休憩をはさみながらの研究だったが、それでも俺の肉体にかかる負荷が大きすぎる。体を起こすどころか、指を動かすのも億劫に感じられる。
「はぁ、はぁ……。いや、まだまだです。こんなんじゃ、まだ足りない。俺の望みは、叶えられない。」
「そうか。他者への謙遜はするものではないが、自己への謙遜なら私は特に何も言わないさ。だがやはりと言っていいだろうけど、随分ピーキーな加護を授かったようだね。今の君でも使いこなすには力不足のようだ。一体誰がそんなのを使えるんだろうね?」
この加護はあまりに使う容量が大きすぎる。下手したら飛行と雷撃の併用をするよりも大きな負荷が魔力回路にかかってしまう。まだ魔力励起時以外は併用をできない俺からしたら通常の運用も難しいだろう。
「あれが、先輩の新しい加護……?」
「ネル。君はテルの加護を見てどう思ったんだい?」
「……この目で何度見ても何が起こったのか、はっきり認識することができませんでした。アレは、一体何が起こっていたんですか?」
「ふーむ。まあ、分かっていたら苦労はしないというのが答えになるかな。私の解析では加護の構造は当然、あの加護を使っている間の魔力移動や消費についても見切ることはできなかった。いくらか仮説はあるが、それらはあくまで仮説にすぎない。
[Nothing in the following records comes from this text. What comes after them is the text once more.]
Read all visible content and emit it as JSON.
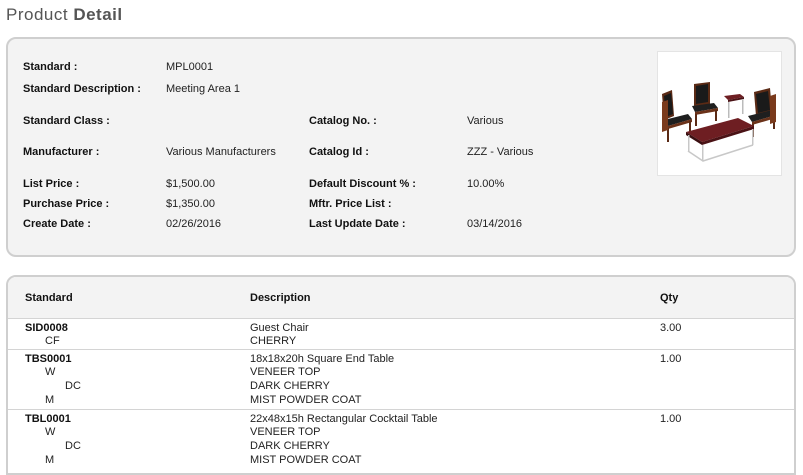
{
  "page": {
    "title_prefix": "Product",
    "title_strong": "Detail"
  },
  "detail": {
    "standard_label": "Standard :",
    "standard_value": "MPL0001",
    "description_label": "Standard Description :",
    "description_value": "Meeting Area 1",
    "class_label": "Standard Class :",
    "class_value": "",
    "catalog_no_label": "Catalog No. :",
    "catalog_no_value": "Various",
    "manufacturer_label": "Manufacturer :",
    "manufacturer_value": "Various Manufacturers",
    "catalog_id_label": "Catalog Id :",
    "catalog_id_value": "ZZZ - Various",
    "list_price_label": "List Price :",
    "list_price_value": "$1,500.00",
    "default_discount_label": "Default Discount % :",
    "default_discount_value": "10.00%",
    "purchase_price_label": "Purchase Price :",
    "purchase_price_value": "$1,350.00",
    "mftr_price_list_label": "Mftr. Price List :",
    "mftr_price_list_value": "",
    "create_date_label": "Create Date :",
    "create_date_value": "02/26/2016",
    "last_update_label": "Last Update Date :",
    "last_update_value": "03/14/2016"
  },
  "components": {
    "headers": {
      "standard": "Standard",
      "description": "Description",
      "qty": "Qty"
    },
    "rows": [
      {
        "code": "SID0008",
        "description": "Guest Chair",
        "qty": "3.00",
        "options": [
          {
            "code": "CF",
            "desc": "CHERRY"
          }
        ]
      },
      {
        "code": "TBS0001",
        "description": "18x18x20h Square End Table",
        "qty": "1.00",
        "options": [
          {
            "code": "W",
            "desc": "VENEER TOP"
          },
          {
            "code": "DC",
            "desc": "DARK CHERRY"
          },
          {
            "code": "M",
            "desc": "MIST POWDER COAT"
          }
        ]
      },
      {
        "code": "TBL0001",
        "description": "22x48x15h Rectangular Cocktail Table",
        "qty": "1.00",
        "options": [
          {
            "code": "W",
            "desc": "VENEER TOP"
          },
          {
            "code": "DC",
            "desc": "DARK CHERRY"
          },
          {
            "code": "M",
            "desc": "MIST POWDER COAT"
          }
        ]
      }
    ]
  }
}
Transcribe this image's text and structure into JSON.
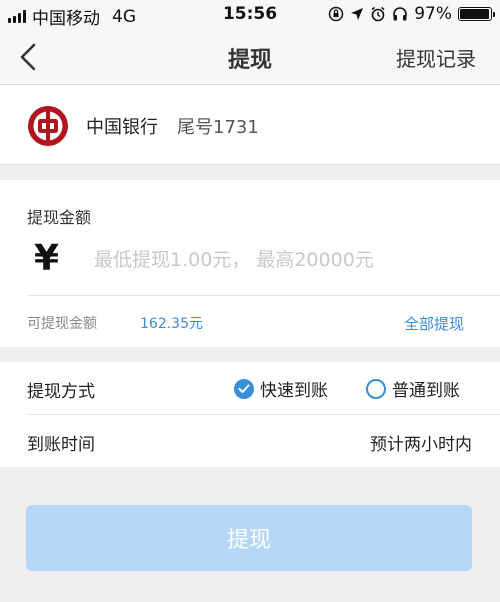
{
  "status_bar": {
    "carrier": "中国移动",
    "network": "4G",
    "time": "15:56",
    "battery_percent": "97%",
    "battery_level": 0.97
  },
  "nav": {
    "title": "提现",
    "right_action": "提现记录"
  },
  "bank": {
    "name": "中国银行",
    "tail_number": "尾号1731",
    "logo_color": "#b0161e"
  },
  "amount": {
    "label": "提现金额",
    "currency_symbol": "¥",
    "value": "",
    "placeholder": "最低提现1.00元， 最高20000元",
    "available_label": "可提现金额",
    "available_value": "162.35元",
    "withdraw_all_label": "全部提现"
  },
  "method": {
    "label": "提现方式",
    "options": [
      {
        "label": "快速到账",
        "selected": true
      },
      {
        "label": "普通到账",
        "selected": false
      }
    ]
  },
  "arrival": {
    "label": "到账时间",
    "value": "预计两小时内"
  },
  "submit": {
    "label": "提现"
  },
  "colors": {
    "accent": "#3a8ed8",
    "button_disabled": "#b6d8f7",
    "background": "#efeff2"
  }
}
というわけで、分かっているのは膨大な魔力をどこかで消費してよくわからない現象を起こしている、ということだけだな。」
加護に詳しいデイビッドであっても今起こったことを説明するのは不可能のようだ。そんな加護を持つ生徒しか研究室に入室するのを許していないから当然と言えば当然のことであるが。